With regards to government scholarships, our government probably gives out quite a lot more than most others.

PS: It may not be well known but the government does fund Masters and PhDs.

Anonymous said...

I think the scholarship should give the first priority to people who are from poor family. They are the one who really need it. I agree that a total meritocracy system has its flaw as well. As for the entrance of the university, I agree that it should based on meritocracy. Everyone who has achieved a certain high level performance should be granted for a place for higher education.

However, when it comes to scholarship, I believe that performance is not the whole story. We need to consider the financial situation of the candidate as well and not solely based on his/her performance. Having say that, the scholar however should have a reasonably good performance but not necessary have to be the top of the class. The bottom line is that it should based on who "NEED" it more.

Imagine, the scholarship could be the only opportunity in a life time for certain people to pursuit a better future. If someone is from a middle class family, the scholarship might not be as critical as for someone who are from poor family. Although, most people won't think it that way and always wanted their own child to get the scholarship even though they can afford their children to study overseas. To me, that is a very selfish thinking and you could have just shattered someone's dream for a better future.

Another purpose of the scholarship, I believe, is to prevent a scenario where the "rich became richer and the poor became poorer". Those who come from a rich family has all the oppoturnity and reason to perform well academically. They can afford the best tutor, computer, textbooks and etc. But, it's the poor who can't afford these things that left behind. They have to work extra hard to achieve what other kids do. Simply imagine that some one can do an assignment just by sitting in front of his computer in his own air-conditioned bedroom. While others (poor kids), might walk miles and travel hours to the library to get internet access. If both of them get the same score, does it mean that they are both as good ? Is it fair ? I doubt so.

After all, it's very subjective as to who sould get the scholarship. However, I truly believe that the scholarship should be offered to some one who is capable and truly deserve it regardless of sex, social status and race.

koln_auhc said...

And you are one of those on government service doing PhDs.haha. Work hard le.

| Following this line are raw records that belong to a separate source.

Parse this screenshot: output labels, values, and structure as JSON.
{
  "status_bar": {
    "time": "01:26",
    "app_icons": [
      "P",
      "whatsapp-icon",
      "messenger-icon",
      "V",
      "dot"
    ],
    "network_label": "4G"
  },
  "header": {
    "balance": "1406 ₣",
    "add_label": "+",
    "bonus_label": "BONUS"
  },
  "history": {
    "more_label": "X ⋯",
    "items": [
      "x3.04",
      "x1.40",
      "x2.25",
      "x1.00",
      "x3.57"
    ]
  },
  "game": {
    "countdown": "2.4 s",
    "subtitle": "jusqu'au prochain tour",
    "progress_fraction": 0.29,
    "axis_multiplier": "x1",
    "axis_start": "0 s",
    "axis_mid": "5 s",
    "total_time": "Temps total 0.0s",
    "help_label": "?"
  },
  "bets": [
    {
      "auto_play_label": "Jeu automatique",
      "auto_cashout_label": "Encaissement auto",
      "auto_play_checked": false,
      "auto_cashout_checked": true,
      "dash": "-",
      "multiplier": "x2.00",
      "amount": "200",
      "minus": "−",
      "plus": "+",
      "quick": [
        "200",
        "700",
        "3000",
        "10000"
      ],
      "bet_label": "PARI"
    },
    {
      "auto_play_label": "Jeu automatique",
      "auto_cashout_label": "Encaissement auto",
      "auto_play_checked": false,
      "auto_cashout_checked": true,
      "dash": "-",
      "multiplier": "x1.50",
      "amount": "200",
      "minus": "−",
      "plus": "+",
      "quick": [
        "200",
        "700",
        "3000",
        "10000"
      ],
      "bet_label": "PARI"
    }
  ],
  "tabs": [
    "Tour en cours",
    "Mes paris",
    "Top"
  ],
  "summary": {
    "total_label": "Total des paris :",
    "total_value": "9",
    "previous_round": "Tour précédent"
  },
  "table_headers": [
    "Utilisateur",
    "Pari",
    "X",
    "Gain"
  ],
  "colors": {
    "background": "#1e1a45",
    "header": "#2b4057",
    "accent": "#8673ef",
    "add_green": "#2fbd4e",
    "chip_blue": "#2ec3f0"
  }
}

I understand your transparency theory. More transparency leads to a better meritocratic system which ultimately leads to more satisfaction of the 'justice' in the system. Fair I would say, on the macro level as it will assumingly benefit the country more because resources are used more efficiently.

I felt that I would just be repeating what I had just typed days ago, so if you're free then read on the post below.

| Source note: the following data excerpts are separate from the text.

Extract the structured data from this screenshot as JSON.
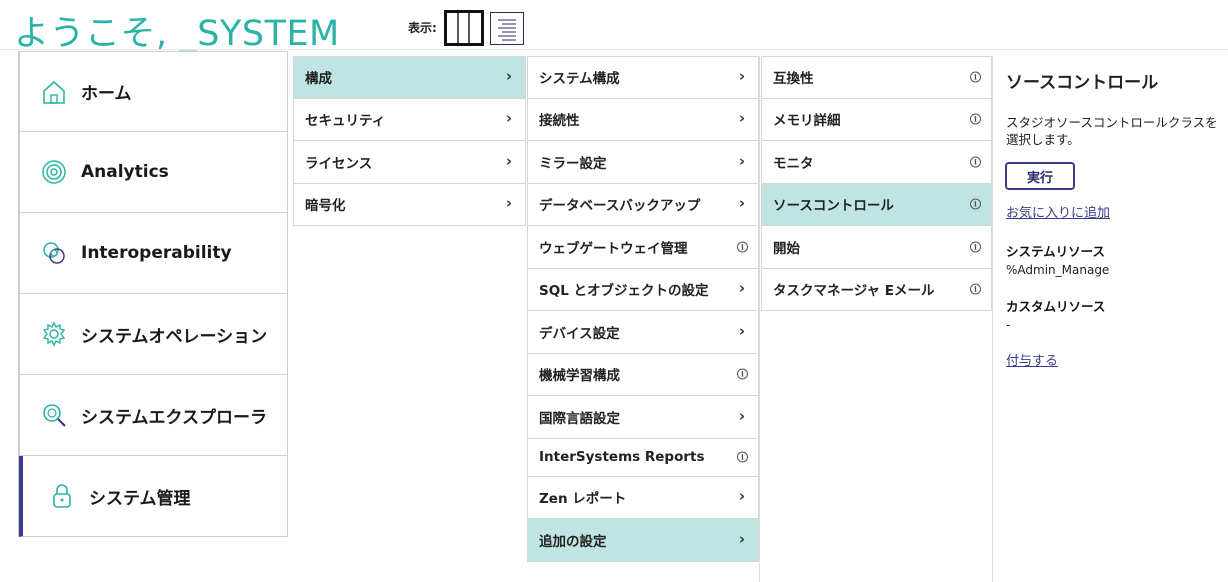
{
  "header": {
    "welcome": "ようこそ, _SYSTEM",
    "view_label": "表示:"
  },
  "main_menu": [
    {
      "label": "ホーム",
      "icon": "home-icon"
    },
    {
      "label": "Analytics",
      "icon": "analytics-icon"
    },
    {
      "label": "Interoperability",
      "icon": "interoperability-icon"
    },
    {
      "label": "システムオペレーション",
      "icon": "gear-icon"
    },
    {
      "label": "システムエクスプローラ",
      "icon": "search-icon"
    },
    {
      "label": "システム管理",
      "icon": "lock-icon",
      "active": true
    }
  ],
  "column2": [
    {
      "label": "構成",
      "selected": true
    },
    {
      "label": "セキュリティ"
    },
    {
      "label": "ライセンス"
    },
    {
      "label": "暗号化"
    }
  ],
  "column3": [
    {
      "label": "システム構成"
    },
    {
      "label": "接続性"
    },
    {
      "label": "ミラー設定"
    },
    {
      "label": "データベースバックアップ"
    },
    {
      "label": "ウェブゲートウェイ管理"
    },
    {
      "label": "SQL とオブジェクトの設定"
    },
    {
      "label": "デバイス設定"
    },
    {
      "label": "機械学習構成"
    },
    {
      "label": "国際言語設定"
    },
    {
      "label": "InterSystems Reports"
    },
    {
      "label": "Zen レポート"
    },
    {
      "label": "追加の設定",
      "selected": true
    }
  ],
  "column4": [
    {
      "label": "互換性"
    },
    {
      "label": "メモリ詳細"
    },
    {
      "label": "モニタ"
    },
    {
      "label": "ソースコントロール",
      "selected": true
    },
    {
      "label": "開始"
    },
    {
      "label": "タスクマネージャ Eメール"
    }
  ],
  "detail": {
    "title": "ソースコントロール",
    "description": "スタジオソースコントロールクラスを選択します。",
    "run_button": "実行",
    "favorite_link": "お気に入りに追加",
    "system_resource_label": "システムリソース",
    "system_resource_value": "%Admin_Manage",
    "custom_resource_label": "カスタムリソース",
    "custom_resource_value": "-",
    "grant_link": "付与する"
  },
  "colors": {
    "accent": "#2bb3a8",
    "selected_bg": "#bfe4e2",
    "active_bar": "#3b3b8c"
  }
}
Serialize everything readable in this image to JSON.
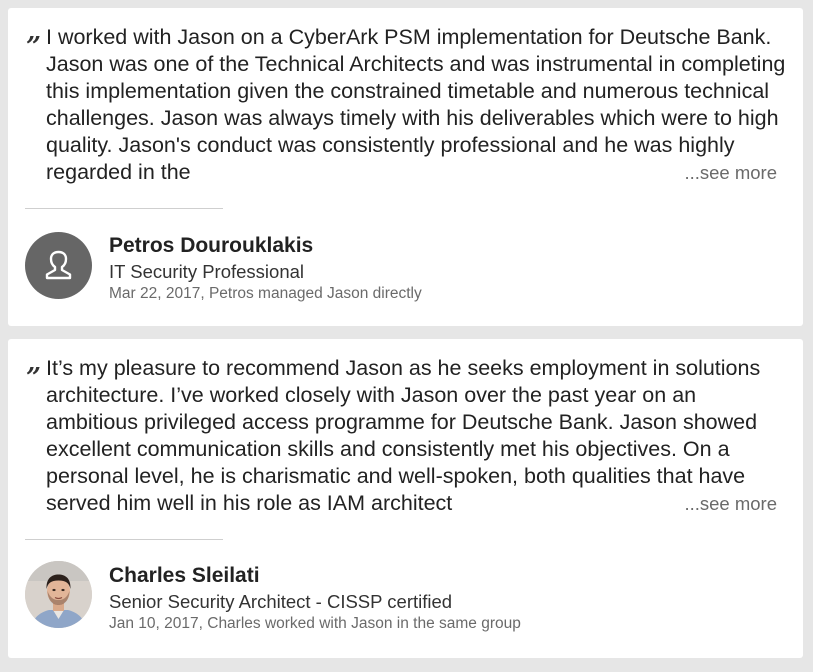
{
  "recommendations": [
    {
      "quote": "I worked with Jason on a CyberArk PSM implementation for Deutsche Bank. Jason was one of the Technical Architects and was instrumental in completing this implementation given the constrained timetable and numerous technical challenges. Jason was always timely with his deliverables which were to high quality. Jason's conduct was consistently professional and he was highly regarded in the",
      "see_more": "...see more",
      "name": "Petros Dourouklakis",
      "title": "IT Security Professional",
      "meta": "Mar 22, 2017, Petros managed Jason directly",
      "avatar_icon": "default-person-icon"
    },
    {
      "quote": "It’s my pleasure to recommend Jason as he seeks employment in solutions architecture. I’ve worked closely with Jason over the past year on an ambitious privileged access programme for Deutsche Bank. Jason showed excellent communication skills and consistently met his objectives. On a personal level, he is charismatic and well-spoken, both qualities that have served him well in his role as IAM architect",
      "see_more": "...see more",
      "name": "Charles Sleilati",
      "title": "Senior Security Architect - CISSP certified",
      "meta": "Jan 10, 2017, Charles worked with Jason in the same group",
      "avatar_icon": "profile-photo"
    }
  ],
  "quote_glyph": "”",
  "colors": {
    "background": "#e6e6e6",
    "card": "#ffffff",
    "text": "#222222",
    "muted": "#6a6a6a",
    "default_avatar": "#666666"
  }
}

Ignore the rants, especially the ones below.

Anonymous said...

Well, there are few ways to look at this issue and how Malaysia always contradicts herselg.

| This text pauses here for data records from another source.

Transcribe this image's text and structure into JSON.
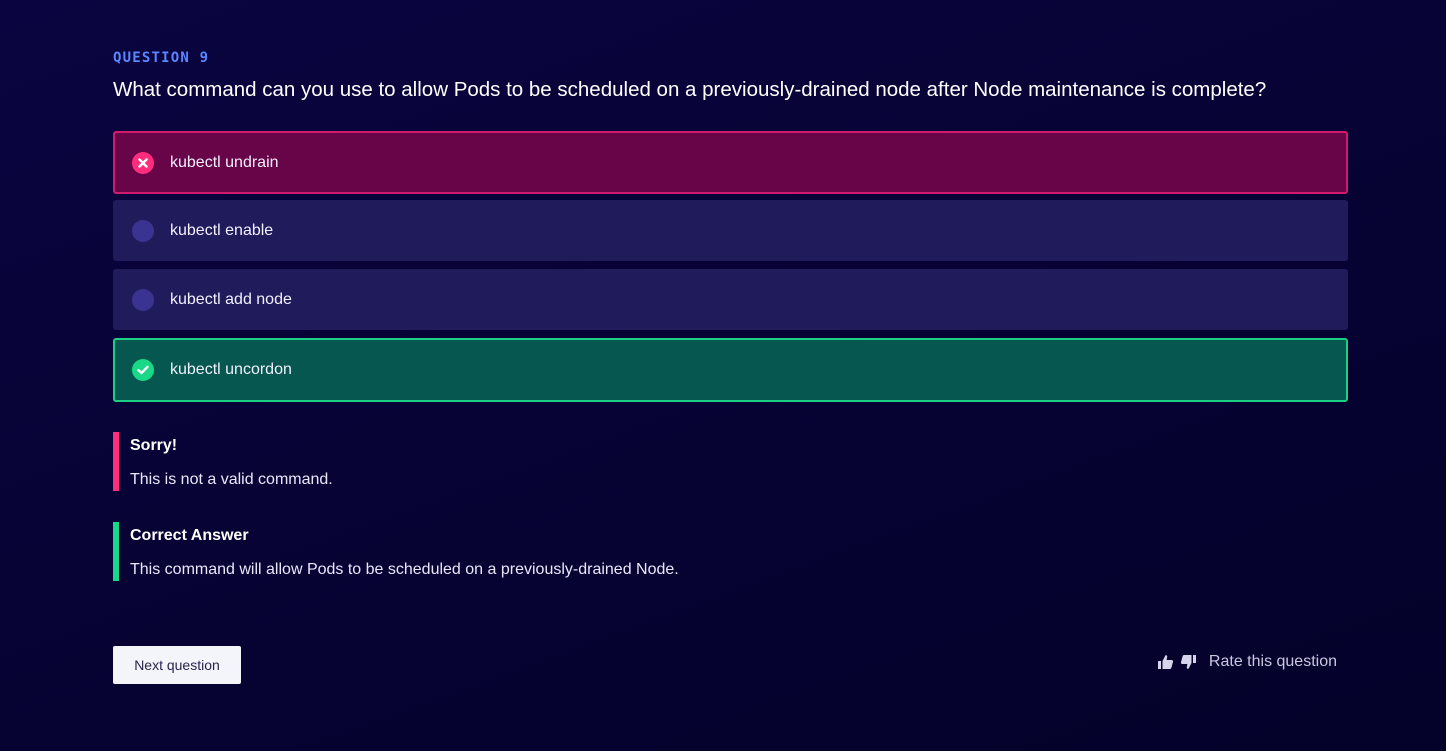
{
  "question": {
    "number_label": "QUESTION 9",
    "text": "What command can you use to allow Pods to be scheduled on a previously-drained node after Node maintenance is complete?"
  },
  "options": [
    {
      "label": "kubectl undrain",
      "state": "wrong",
      "icon": "x-circle-icon"
    },
    {
      "label": "kubectl enable",
      "state": "unselected",
      "icon": "radio-empty-icon"
    },
    {
      "label": "kubectl add node",
      "state": "unselected",
      "icon": "radio-empty-icon"
    },
    {
      "label": "kubectl uncordon",
      "state": "correct",
      "icon": "check-circle-icon"
    }
  ],
  "feedback": {
    "sorry": {
      "title": "Sorry!",
      "text": "This is not a valid command."
    },
    "correct": {
      "title": "Correct Answer",
      "text": "This command will allow Pods to be scheduled on a previously-drained Node."
    }
  },
  "footer": {
    "next_label": "Next question",
    "rate_label": "Rate this question"
  },
  "colors": {
    "accent_blue": "#5b86ff",
    "wrong": "#ff2d7c",
    "correct": "#19d887",
    "option_bg": "#201c5c"
  }
}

1. Quantity will always topple quality concern under Malaysia's system.
2. Talk and walk are two different actions, and are nearly impossible to happen in Malaysia in a parallel fashion.
3. Any US university is still better than local universities, so those studying there can still be considered "quality graduates".
4. JPA is extremely rich.

So, there's no need to argue. Live with it.

Anonymous said...

What would count as a "renowned" US university anyway?

Anonymous said...

what defines "renowned" university? Top 10, 50 or 100 in the THES list? and why?

Anonymous said...

I am a US JPA scholar.
I totally disagree with all u guys say
maybe the gov is contradicting itself but some students choose to go in 2nd year and some students would like to go as transfer students.
according to the contract from jpa, we r given 2 years in malaysia n 3 years in US.
however students can apply to ivies n ivy standards to go earlier.